Coronary artery bypass grafting (CABG) results in better outcomes for patients with diabetes, coronary artery disease, and left ventricular dysfunction compared with percutaneous coronary intervention (PCI), according to results published in the Journal of the American College of Cardiology.
Patients undergoing CABG had significantly lower rates of major adverse cardiac and cerebrovascular events, as well as higher rates of long-term survival, compared with patients treated with PCI.
The study assessed outcomes for patients with multivessel coronary artery disease, diabetes mellitus, and left ventricular dysfunction who were treated with either PCI or CABG between 2004 and 2016.
The primary outcome was major adverse cardiac and cerebrovascular events, defined as the composite of death, stroke, myocardial infarction, and repeat revascularization. Secondary outcomes were the individual components of the primary outcome.
Patients treated with PCI had a higher risk for major adverse cardiac and cerebrovascular events in cohorts with ejection fraction (EF) 35% to 49% (P <.001) and <35% (P <.001). Both EF cohorts had an increased risk for death when treated with PCI.
Patients with EF <35% had an increased rate of myocardial infarction when treated with PCI compared with CABG. Patients in both EF cohorts had increased rates of repeat revascularization with PCI compared with those in the CABG group.

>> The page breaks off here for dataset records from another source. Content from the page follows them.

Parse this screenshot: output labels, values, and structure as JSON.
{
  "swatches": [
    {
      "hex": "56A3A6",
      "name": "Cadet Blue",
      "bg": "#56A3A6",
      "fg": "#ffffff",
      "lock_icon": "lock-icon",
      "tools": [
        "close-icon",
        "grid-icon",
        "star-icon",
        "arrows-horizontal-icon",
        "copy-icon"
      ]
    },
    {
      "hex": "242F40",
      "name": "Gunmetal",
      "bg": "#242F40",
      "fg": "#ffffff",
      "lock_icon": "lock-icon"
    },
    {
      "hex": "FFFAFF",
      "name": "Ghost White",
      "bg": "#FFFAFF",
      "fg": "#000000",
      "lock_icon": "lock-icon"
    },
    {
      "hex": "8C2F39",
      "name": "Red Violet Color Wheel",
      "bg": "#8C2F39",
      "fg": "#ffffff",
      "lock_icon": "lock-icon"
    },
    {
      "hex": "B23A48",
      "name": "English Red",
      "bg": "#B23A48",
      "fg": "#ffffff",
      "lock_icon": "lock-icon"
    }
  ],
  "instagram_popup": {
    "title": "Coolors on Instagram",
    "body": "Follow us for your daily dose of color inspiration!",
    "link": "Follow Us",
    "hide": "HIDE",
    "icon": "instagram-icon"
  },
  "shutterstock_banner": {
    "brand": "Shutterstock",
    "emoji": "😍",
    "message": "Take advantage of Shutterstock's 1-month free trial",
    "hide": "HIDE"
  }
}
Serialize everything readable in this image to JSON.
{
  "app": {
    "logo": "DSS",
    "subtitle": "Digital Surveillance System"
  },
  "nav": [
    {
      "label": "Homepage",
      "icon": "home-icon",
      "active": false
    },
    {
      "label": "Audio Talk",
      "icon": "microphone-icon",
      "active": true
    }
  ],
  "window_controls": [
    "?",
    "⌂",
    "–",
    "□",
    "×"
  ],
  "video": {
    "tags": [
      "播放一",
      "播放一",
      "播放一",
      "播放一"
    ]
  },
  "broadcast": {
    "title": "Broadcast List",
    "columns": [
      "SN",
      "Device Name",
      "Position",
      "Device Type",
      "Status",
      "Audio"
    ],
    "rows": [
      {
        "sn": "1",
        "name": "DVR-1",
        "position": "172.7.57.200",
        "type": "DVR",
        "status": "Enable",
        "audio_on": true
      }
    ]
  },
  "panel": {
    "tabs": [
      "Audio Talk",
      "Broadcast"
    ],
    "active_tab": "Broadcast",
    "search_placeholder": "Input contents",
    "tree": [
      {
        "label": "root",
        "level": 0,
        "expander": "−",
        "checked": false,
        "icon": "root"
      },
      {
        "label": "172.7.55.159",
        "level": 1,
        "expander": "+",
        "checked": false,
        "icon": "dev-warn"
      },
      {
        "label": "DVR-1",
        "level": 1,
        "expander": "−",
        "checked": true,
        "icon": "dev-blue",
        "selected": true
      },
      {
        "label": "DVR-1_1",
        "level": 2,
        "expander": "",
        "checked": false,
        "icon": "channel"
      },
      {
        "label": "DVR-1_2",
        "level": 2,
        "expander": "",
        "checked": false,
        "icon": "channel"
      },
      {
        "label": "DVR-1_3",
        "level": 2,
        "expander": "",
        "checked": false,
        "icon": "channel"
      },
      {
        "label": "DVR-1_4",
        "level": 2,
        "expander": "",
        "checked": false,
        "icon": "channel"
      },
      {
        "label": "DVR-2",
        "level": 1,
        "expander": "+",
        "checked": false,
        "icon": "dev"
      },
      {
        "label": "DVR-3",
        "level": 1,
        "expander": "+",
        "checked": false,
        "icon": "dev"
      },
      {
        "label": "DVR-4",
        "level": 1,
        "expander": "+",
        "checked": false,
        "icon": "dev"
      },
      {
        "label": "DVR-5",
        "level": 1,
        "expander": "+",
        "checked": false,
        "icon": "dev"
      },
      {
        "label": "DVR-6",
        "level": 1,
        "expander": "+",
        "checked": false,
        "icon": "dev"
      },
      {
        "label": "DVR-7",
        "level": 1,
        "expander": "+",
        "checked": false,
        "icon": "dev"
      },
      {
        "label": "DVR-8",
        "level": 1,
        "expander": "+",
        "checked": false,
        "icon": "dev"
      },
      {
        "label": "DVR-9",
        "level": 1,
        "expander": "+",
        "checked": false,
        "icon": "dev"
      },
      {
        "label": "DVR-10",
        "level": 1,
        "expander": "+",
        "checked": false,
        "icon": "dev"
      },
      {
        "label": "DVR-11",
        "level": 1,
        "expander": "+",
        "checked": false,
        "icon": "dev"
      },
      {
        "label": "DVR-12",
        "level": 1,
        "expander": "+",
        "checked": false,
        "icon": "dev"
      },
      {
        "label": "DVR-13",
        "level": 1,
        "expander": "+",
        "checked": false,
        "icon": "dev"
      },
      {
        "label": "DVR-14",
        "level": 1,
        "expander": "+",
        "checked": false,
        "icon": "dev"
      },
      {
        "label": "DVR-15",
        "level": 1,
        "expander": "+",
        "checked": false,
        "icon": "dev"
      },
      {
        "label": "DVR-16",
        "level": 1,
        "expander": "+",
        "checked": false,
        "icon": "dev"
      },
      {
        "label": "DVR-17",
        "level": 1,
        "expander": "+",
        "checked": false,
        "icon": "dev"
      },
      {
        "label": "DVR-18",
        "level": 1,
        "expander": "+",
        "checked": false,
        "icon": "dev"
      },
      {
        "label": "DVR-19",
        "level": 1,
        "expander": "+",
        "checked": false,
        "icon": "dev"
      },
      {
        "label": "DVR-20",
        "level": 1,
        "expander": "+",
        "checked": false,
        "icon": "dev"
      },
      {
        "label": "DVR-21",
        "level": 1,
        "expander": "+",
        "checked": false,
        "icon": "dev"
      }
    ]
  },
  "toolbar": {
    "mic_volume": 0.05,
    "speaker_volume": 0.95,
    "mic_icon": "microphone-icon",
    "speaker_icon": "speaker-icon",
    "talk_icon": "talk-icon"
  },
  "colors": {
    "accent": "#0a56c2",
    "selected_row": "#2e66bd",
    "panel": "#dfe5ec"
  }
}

The rate of stroke did not differ for patients treated with PCI compared with those treated with CABG.
“This study provides the first data to suggest that patients who have [coronary artery disease, diabetes, and left ventricular dysfunction] benefit from CABG, as it offers a long-term overall survival benefit, reduced risk for [myocardial infarction,] and repeat revascularization, and no increased rate of stroke compared with PCI for this subgroup of patients,” the study authors concluded.
Nagendran J, Bozso SJ, Norris CM, et al. Coronary artery bypass surgery improves outcomes in patients with diabetes and left ventricular dysfunction. J Am Coll Cardiol. 2018;71(8):819-827.